Keywords: Anomaly, biosurveillance, cosine distance, natural language processing, semi-supervised learning, term frequency-inverse document frequency

Disease can cripple a population, particularly when possessing severe characteristics, such as being highly contagious or deadly. Given today’s high rate of international traffic, maintaining a healthy and safe ecosystem requires a global approach to monitoring biological threats. Bio-surveillance analysts have long monitored the state of world health through news articles on the internet, however, the vast corpus of available documents make a thorough review of each costly and often impossible.
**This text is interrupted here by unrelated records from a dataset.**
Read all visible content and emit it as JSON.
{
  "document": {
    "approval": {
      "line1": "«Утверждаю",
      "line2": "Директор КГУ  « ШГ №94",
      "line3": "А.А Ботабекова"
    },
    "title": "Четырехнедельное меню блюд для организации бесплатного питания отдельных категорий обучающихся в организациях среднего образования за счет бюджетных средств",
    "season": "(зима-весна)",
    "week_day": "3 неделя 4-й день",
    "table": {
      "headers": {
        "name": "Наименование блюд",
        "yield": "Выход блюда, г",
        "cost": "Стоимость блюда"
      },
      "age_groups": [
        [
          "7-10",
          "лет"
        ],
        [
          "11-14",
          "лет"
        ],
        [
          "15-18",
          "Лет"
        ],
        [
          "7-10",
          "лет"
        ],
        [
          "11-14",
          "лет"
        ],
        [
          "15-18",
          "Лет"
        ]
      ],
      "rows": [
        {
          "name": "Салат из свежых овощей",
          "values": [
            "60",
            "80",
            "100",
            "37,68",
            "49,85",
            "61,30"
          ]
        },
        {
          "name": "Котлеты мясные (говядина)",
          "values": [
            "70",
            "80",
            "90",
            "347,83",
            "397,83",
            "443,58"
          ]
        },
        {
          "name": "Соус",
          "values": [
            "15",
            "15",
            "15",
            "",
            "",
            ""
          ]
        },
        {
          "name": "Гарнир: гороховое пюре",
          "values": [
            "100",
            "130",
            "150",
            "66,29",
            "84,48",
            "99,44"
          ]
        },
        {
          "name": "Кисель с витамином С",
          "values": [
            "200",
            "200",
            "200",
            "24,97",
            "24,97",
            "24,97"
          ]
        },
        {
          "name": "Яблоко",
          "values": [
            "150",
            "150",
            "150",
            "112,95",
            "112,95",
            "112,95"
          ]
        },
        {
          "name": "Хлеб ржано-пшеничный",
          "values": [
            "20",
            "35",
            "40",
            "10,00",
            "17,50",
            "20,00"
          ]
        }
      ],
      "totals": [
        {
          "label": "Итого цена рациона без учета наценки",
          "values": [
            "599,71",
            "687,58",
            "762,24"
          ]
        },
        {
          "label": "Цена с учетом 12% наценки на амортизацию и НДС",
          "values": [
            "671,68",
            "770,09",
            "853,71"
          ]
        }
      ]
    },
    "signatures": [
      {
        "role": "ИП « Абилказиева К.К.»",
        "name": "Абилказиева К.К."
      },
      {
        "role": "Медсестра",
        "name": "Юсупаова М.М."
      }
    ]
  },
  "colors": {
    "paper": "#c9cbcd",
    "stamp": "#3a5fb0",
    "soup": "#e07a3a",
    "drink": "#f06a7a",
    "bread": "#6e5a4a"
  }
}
Recent research has focused on the development of automated systems to retrieve documents and even identify active public health events, however, this work is not designed to detect anomalous behavior that often exists within an event timeline. To best monitor biosurveillance, identification of anomalous behavior, such as the geographic spread of disease or a change in disease transmission, is also necessary. Thus, in this work, we present natural language processing algorithms that couple term frequency-inverse document frequency (tf-idf), cosine distance, and a variety of unsupervised and semi-supervised techniques to detect anomalous behavior in online health-related documents in a streaming fashion. We illustrate the effects of structuring document data in varying dimensions and describe how the algorithm can be tuned to balance the rate of false positive and false negative anomaly detection.